Cornwall tends to be warmer than the rest of the UK, so you shouldn't get too cold, but plan for wind, rain, and layers to put on when stopping.
The official route start and finish are in Penzance, so parking at the Marazion long-stay car park makes sense if you want to park your car. Redruth and Penzance both have good transport links and are good options for starting and finishing. Finally, the course is a figure of eight, and it is easy to break it down into two shorter rides if you prefer.
Terrain: Expect lower than average speeds on the ride due to the rolling terrain and some challenging off-road sections. We completed the route in 2.5 days, but longer would make more sense, so you are not pressured for time and make more of the opportunities to enjoy the views, swim and enjoy the Cornish hospitality.
Stopovers: We camped at Porthleven and Portreath, which are both lovely traditional fishing ports - hoping to sample fish straight off the boat on the harbour. There are plenty of campsites, but the route lends itself to B&Bs and hotels to avoid lugging the extra weight around the challenging elevation. You need to get there early, though, as restaurants often stop serving fairly early and don't expect everywhere to be open. Check ahead. Hayle, Helston and Redruth have more accommodation and food options and are worth detouring off the main route for. Don't miss opportunities for pasties and cream teas. The first rule of the West Kernow Way should be 'Eat when you can' as it is often some way to the next place for food! Penzance and Helston are also both 'Experience' centres and have invested in welcoming and promoting cycling. There are shorter day rides from these locations.
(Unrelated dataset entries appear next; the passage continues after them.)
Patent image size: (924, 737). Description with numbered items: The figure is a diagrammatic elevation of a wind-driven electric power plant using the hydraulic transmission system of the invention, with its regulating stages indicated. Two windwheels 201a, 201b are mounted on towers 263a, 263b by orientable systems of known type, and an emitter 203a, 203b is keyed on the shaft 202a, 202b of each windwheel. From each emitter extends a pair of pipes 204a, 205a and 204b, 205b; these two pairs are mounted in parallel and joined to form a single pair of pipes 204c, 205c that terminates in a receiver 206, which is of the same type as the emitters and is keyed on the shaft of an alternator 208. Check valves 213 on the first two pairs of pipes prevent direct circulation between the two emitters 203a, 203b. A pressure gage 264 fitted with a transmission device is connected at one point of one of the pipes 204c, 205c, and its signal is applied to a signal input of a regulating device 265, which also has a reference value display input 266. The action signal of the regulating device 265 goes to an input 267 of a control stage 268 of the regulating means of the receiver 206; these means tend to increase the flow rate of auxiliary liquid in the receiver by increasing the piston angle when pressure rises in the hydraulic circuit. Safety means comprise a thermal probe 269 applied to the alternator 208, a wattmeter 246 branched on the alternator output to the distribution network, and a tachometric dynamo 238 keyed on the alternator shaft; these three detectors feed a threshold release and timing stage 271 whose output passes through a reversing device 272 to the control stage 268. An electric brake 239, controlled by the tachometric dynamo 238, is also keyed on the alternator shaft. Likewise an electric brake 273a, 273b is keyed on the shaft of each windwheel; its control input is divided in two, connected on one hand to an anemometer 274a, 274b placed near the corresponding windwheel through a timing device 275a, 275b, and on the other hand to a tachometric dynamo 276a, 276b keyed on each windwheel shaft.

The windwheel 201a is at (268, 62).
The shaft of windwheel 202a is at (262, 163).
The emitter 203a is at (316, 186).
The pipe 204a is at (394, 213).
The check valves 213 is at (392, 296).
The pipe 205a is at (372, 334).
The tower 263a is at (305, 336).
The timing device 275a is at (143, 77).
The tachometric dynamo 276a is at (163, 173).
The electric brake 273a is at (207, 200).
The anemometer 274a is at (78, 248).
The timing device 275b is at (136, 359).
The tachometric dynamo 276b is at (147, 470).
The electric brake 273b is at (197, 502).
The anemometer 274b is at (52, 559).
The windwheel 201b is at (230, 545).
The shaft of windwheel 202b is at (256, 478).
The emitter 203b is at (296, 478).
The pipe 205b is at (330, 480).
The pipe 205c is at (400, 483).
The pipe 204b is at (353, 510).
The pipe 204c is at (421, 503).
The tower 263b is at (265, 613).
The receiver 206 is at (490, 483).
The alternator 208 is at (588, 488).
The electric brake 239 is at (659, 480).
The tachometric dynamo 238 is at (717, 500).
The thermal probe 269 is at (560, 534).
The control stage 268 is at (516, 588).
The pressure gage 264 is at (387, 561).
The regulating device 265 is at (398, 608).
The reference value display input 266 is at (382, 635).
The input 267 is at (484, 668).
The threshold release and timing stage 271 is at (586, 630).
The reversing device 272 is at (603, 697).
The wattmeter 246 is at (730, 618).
Ride highlights: There's an amazing variety of terrain from smooth gravel tracks to technical off-road, which you'll have mainly to yourself; unbelievably quiet lanes and smooth surfaces are also on offer, and there are lots of options to add more road if you want a more chilled ride; the route passes through many amazing abandoned settlements - expect old mines and ancient stone formations galore; it's packed with amazing coastal riding with lots of swimming opportunities but avoid areas like The Loe Bar which have dangerous currents; expect a bit of walking, but these sections take you to some amazing sections that make it worthwhile; The Tinners Way crosses and amazing moorland section - it's tough but worth it to see the ancient formations; many sections are marked as footpaths, but Cycling UK are in the process of reclaiming old rights of way that have been lost over the years. The route is still being tweaked, so some parts are 'tricky' to navigate, but that's part of the adventure!
The West Kernow Way is an absolute gem. West Kernow is far from the crowded holiday destinations in Cornwall, and you'll get to enjoy miles of uninterrupted off-road heaven. Even when on the road, you'll barely see anyone.
Our Condor Bivios struck a great balance of mixing between road and off-road and are supremely capable bikepacking machines. The 1x Campag Ekar groupset proved to have almost perfect gearing even with the occasional 1 in 4 climb and gradient over 10%. I would probably opt for 650x45c tyres if I returned purely because there was more technical off-road than I envisaged. Don't be fooled by Komoot's stats of road vs off-road. This is a mainly off-road ride and challenging downhill and uphill in parts. The extra rubber would have been more reassuring on the gnarly bits, and I could be tempted to return on a mountain bike too! Bikepacking bags will be a better option than panniers due to the rough sections. Our Apidura bags were faultless and gave us the reassurance of staying dry. We saved a bit of weight with clothing from The Overland that looks great on and off the bike.
If I returned, I would allow at least an extra day to enjoy more of the stops on the ride and many great food opportunities. Areas such as Redruth are packed with miles and miles of old mining trails that are crying out to be explored on a gravel bike. Fishing ports such as Cadgwith are hidden gems where you still get a glimpse of traditional Cornish life.